Tipos de navios cargueiros: capacidades, cargas atendidas e quando usar cada um
Entender o tipo de navio ajuda a explicar preco, rota, prazo, disponibilidade e risco da carga. Um embarque em container, granel, Ro-Ro ou break bulk tem logicas comerciais e operacionais diferentes.

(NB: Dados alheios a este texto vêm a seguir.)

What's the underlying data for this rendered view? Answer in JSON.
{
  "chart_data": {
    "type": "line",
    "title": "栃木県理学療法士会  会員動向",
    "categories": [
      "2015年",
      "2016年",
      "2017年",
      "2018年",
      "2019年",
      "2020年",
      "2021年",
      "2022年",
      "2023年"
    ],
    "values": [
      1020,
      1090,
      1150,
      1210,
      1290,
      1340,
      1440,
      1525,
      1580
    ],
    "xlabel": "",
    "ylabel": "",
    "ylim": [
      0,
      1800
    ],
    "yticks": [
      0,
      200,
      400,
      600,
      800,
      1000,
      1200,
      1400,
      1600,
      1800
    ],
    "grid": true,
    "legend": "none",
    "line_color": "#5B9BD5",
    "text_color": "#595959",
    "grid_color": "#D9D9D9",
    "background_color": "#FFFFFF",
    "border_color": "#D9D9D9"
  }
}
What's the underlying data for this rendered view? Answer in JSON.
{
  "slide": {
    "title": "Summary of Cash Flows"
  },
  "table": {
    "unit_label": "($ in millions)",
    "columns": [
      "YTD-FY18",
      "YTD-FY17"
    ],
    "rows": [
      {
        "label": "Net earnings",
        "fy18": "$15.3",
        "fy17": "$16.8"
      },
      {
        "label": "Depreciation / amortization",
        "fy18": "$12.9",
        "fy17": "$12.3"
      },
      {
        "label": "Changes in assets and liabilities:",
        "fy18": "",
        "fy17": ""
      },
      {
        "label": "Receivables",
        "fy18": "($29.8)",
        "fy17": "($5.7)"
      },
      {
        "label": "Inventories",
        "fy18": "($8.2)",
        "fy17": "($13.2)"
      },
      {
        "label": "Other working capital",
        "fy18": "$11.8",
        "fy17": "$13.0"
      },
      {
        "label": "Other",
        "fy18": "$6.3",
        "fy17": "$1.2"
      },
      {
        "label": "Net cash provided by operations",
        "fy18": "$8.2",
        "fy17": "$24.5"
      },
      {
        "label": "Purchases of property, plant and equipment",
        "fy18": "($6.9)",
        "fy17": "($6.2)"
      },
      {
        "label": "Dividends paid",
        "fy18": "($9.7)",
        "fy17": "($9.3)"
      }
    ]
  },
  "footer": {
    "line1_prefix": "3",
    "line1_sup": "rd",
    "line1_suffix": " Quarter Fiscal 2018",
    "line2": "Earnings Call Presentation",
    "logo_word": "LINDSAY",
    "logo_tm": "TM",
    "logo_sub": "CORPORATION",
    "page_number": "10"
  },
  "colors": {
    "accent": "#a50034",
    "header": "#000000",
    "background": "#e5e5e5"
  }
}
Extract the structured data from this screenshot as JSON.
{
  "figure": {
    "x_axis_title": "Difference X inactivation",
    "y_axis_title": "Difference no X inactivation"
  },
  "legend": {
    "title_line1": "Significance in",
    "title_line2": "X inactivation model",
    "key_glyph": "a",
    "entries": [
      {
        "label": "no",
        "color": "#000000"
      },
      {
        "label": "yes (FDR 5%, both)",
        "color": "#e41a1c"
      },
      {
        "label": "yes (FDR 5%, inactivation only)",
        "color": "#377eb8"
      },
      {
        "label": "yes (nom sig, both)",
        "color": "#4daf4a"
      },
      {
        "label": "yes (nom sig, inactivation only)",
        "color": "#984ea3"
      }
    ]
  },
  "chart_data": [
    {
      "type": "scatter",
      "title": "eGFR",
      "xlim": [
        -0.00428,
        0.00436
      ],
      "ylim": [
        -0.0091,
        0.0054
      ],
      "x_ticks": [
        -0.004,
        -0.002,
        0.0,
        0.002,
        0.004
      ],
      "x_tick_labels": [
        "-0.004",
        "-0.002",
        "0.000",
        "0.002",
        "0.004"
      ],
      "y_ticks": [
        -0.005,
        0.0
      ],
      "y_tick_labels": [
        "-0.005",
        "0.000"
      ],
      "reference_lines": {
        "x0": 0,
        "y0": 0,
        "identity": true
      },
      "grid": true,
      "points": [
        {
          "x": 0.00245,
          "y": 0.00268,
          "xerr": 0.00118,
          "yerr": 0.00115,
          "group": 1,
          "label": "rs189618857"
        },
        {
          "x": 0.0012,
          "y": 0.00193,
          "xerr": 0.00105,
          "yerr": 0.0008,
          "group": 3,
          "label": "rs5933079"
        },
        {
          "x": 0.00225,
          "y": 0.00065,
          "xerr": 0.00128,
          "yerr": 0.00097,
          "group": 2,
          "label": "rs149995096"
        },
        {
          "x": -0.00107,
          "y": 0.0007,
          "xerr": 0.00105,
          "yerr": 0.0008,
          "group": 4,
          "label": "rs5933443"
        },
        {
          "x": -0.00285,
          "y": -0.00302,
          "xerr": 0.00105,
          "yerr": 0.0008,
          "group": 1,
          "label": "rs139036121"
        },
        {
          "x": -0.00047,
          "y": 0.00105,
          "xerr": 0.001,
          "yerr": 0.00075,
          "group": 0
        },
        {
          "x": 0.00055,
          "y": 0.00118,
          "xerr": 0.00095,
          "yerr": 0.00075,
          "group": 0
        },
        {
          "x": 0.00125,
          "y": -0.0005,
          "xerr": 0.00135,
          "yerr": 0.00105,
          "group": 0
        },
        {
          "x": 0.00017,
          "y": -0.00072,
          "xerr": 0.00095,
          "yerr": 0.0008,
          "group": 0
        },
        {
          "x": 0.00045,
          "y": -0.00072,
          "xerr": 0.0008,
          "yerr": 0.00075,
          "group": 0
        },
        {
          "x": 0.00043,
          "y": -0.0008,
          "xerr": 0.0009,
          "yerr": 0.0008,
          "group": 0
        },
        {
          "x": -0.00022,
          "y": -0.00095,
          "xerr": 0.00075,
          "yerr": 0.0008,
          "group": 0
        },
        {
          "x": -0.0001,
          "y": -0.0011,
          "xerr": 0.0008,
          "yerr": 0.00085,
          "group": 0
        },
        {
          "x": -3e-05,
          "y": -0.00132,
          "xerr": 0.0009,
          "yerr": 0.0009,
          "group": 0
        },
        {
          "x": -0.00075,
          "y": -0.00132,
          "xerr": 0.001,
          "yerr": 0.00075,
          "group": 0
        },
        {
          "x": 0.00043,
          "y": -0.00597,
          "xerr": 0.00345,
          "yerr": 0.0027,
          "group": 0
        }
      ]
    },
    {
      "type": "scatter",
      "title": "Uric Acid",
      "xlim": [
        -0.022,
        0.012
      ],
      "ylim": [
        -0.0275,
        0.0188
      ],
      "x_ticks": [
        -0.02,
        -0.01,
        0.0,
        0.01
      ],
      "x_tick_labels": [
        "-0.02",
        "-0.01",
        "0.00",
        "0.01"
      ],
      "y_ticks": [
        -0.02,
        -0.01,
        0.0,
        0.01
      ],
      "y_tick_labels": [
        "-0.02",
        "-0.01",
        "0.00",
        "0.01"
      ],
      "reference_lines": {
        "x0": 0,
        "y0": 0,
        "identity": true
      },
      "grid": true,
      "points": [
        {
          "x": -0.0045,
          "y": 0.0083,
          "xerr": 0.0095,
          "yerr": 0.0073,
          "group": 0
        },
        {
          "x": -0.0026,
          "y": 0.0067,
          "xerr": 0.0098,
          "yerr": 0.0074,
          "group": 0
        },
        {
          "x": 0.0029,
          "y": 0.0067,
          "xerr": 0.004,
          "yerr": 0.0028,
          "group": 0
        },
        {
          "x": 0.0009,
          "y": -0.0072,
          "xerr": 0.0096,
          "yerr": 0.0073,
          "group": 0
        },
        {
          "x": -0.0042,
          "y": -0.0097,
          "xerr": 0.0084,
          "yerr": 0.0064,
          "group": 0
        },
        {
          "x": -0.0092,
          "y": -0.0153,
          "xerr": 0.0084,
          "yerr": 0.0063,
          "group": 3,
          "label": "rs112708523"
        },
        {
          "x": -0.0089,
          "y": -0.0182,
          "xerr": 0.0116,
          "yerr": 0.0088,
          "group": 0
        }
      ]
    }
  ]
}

Principaís tipos de navios cargueiros
| Navio | Capacidade comum | Cargas atendidas | Rotas e uso prático | Particularidades |
|---|---|---|---|---|
| Porta-container | Feeder a ULCS, de centenas a mais de 20.000 TEUs | Containers dry, HC, reefer, tank, open-top, flat rack e cargas unitizadas. | Rotas regulares entre Asia, Europa, Americas e hubs de transbordo. | Base do frete FCL e LCL. Preco depende de WCI/mercado, espaço, equipamento e congestionamento. |
| Feeder vessel | Centenas a poucos milháres de TEUs | Containers em rotas regionais ou portos menores. | Conecta portos secundarios a hubs maiores. | Pode adicionar transbordo e prazo, mas viabiliza origens/destinos com menor escala. |
| Graneleiro Hándy/Hándymax/Supramax | Aprox. 20.000 a 60.000 DWT | Grãos, minérios, fertilizantes, açúcar, cimento e granis secos. | Rotas de commodities e portos com calado medio. | Contratação costuma ser por chárter ou lote grande, não por container. |
| Graneleiro Panamax/Capesize | Aprox. 65.000 a mais de 180.000 DWT | Minerio, carvão, grãos e grandes volumes a granel. | Rotas oceanicas de alto volume. | Exige terminal preparado, calado, produtividade e contrato especializado. |
| Navio tanque de produtos/químicos | Variavel por classe e segregação | Combustiveis, químicos, óleos, líquidos industriais e alimenticios. | Rotas de produtos líquidos e cargas com requisitos de tanque. | Precisa compatibilidade, limpeza, certificação e regras de carga perigosa. |
| Petroleiro, LNG e LPG | Grandes volumes em tanques especializados | Petroleo cru, gas natural liquefeito e gases liquefeitos. | Rotas energeticas globais. | Operação altamente regulada, fora do frete comercial comum de importadores pequenos. |
| Ro-Ro / PCC / PCTC | Capacidade medida por veículos, lanes ou RT | Carros, caminhões, máquinas rodantes e equipamentos sobre rodas. | Rotas automotivas e cargas que entram rolando no navio. | Reduz necessidade de container, mas exige carga operacional, documentação e seguro adequados. |
| Break bulk / Multipurpose | Por toneladas, volume ou unidades de carga | Madeira, aço, máquinas, geradores, pecas industriais, cargas não contêinerizaveis. | Rotas menos padronizadas, projetos e cargas fracionadas pesadas. | Mais manuseio e risco de avaria; exige embalagem, peação, survey e plano de carga. |
| Heavy lift / Project cargo | Guindastes de bordo podem superar centenas de toneladas | Cargas superpesadas, módulos industriais, transformadores, usinas e projetos. | Operações sob medida, muitas vezes porto a porto. | Precisa engenharia, desenho, centro de gravidade, licenças, escolta e seguro específico. |
| Reefer vessel | Por pallets, camaras ou toneladas refrigeradas | Frutas, carnes, pescados e perecíveis. | Rotas sazonais e cargas refrigeradas em volume. | Hoje concorre com containers reefer, mas ainda aparece em operações dedicadas. |
Por que isso importa na cotação
O tipo de navio define frequência, disponibilidade, tipo de equipamento, prazo, risco e custos portuários. Por isso uma carga comum pode seguir em container, enquanto carga oversized pode exigir flat rack, break bulk ou heavy lift.
Rotas mais frequentes
Porta-containers dominam rotas regulares Asia-Brasil, Europa-Brasil e Americas. Graneleiros e tanques seguem fluxos de commodities. Ro-Ro aténde rotas automotivas. Project cargo depende mais de porto, calendario e engenharia.
Como preparar a consulta
Informe descrição da carga, NCM/HS quando houver, peso, cubagem em m3, dimensões, valor, fotos, necessidade de temperatura, se é perigosa, se entra em container e se precisa de equipamento especial. Quanto melhor a informação, menor o risco de surpresa no frete.
Este guia é informativo. A definição final depende de armador, agente, terminal, rota e condições operacionais do embarque.